Members of Parliament do it. Supreme Court judges do it. But “officers” in India’s apex medical regulatory authority have “reservations” about it.
The National Medical Commission (NMC), the agency that regulates the country’s medical colleges and practice, has told the Union health ministry that it has reservations about making public its members’ assets and liabilities as required by law.
The NMC, in a December 12 letter to the health ministry, has said the commission's chairperson and members have submitted their declarations of assets and liabilities in prescribed forms that have been kept in the NMC.
The letter has urged the health ministry to "review" the forms, saying there were "reservations” about uploading into the public domain officers’ personal information such as "complete details of land, jewellery, investments in banks and financial institutions, numbers and addresses". The letter does not specify who had reservations.
Kerala-based ophthalmologist K.V. Babu said on Friday that the December 12 letter to the ministry throws light on why the NMC established in 2020 had not yet uploaded the forms on its website.
“The letter suggests that some people within the NMC do not want to disclose information the NMC is obliged to provide under law,” said Babu, who had earlier this year urged the health ministry and the Prime Minister’s Office to get the NMC to make the declarations public.
The NMC regulates medical colleges, undergraduate and postgraduate education and is also responsible for assessment, rating, ethics and registration. The NMC Act requires the chair and members’ declarations of assets and liabilities to be posted on the NMC website.
A query sent by this newspaper to a member of the NMC’s ethics board asking what the NMC was looking for through a “review” by the health ministry and who had reservations about making public the declarations has not evoked a response. An earlier query sent to the NMC by this newspaper in August had also evoked no response.
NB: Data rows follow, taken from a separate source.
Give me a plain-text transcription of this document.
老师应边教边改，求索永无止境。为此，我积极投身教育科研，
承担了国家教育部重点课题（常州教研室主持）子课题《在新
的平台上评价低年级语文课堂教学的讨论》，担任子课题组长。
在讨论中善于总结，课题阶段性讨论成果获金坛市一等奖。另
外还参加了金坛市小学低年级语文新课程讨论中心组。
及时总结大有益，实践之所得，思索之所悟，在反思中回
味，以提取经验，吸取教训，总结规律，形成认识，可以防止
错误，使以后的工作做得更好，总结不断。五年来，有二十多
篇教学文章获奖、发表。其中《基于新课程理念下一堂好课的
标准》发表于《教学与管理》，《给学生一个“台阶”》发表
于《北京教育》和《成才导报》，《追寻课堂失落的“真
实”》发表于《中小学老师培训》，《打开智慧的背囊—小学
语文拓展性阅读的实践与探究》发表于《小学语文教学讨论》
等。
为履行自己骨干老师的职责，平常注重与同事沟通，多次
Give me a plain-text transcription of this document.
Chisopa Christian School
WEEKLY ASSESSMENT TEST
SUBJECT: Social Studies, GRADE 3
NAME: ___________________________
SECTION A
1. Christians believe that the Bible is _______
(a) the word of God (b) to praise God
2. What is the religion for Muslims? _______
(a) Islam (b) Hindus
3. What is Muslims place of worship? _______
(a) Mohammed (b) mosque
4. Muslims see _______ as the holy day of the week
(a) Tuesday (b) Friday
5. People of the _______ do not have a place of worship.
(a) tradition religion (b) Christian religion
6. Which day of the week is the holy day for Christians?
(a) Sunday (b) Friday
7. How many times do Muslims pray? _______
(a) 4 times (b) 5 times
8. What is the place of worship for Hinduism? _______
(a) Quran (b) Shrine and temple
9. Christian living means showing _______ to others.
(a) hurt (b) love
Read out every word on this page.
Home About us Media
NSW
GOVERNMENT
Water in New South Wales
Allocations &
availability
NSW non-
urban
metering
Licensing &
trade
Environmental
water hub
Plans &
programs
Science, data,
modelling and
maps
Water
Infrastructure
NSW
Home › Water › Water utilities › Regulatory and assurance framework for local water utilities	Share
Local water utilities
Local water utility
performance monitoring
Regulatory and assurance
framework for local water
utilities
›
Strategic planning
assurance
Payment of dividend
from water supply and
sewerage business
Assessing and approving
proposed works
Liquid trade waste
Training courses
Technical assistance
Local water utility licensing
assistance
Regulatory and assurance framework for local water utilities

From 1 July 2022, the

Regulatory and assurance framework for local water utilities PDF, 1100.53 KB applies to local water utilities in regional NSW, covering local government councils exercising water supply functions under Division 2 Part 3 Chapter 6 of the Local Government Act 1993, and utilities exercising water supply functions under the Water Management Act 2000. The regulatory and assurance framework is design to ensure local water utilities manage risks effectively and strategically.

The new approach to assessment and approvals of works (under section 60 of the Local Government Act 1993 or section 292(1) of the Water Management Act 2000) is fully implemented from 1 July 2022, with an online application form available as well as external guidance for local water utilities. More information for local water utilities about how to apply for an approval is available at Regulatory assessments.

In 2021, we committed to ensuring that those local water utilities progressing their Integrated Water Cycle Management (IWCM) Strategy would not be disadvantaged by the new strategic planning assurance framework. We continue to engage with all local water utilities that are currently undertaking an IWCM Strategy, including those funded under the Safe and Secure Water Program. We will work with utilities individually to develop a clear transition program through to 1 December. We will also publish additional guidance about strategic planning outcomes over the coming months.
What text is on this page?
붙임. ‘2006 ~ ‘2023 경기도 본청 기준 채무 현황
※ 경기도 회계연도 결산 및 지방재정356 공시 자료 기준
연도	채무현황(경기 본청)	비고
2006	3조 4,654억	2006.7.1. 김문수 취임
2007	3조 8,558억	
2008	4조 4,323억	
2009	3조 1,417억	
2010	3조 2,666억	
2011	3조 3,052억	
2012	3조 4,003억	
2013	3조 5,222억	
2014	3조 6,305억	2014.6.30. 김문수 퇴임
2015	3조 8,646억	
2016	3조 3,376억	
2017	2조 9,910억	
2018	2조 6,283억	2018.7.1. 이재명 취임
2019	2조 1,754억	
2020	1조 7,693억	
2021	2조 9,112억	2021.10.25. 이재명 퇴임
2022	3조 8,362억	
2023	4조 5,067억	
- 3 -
Babu, who has been campaigning for what he considers public interest causes, said one of the reasons the NMC had been created was because its predecessor, the Medical Council of India, had come under a cloud of corruption. The clause requiring the NMC members to make public their assets and liabilities, Babu said, is widely viewed as a means to enhance transparency.
Candidates contesting for the Lok Sabha, Rajya Sabha and Vidhan Sabha need to file affidavits declaring movable and immovable assets, among other details, and MPs also need to submit similar details.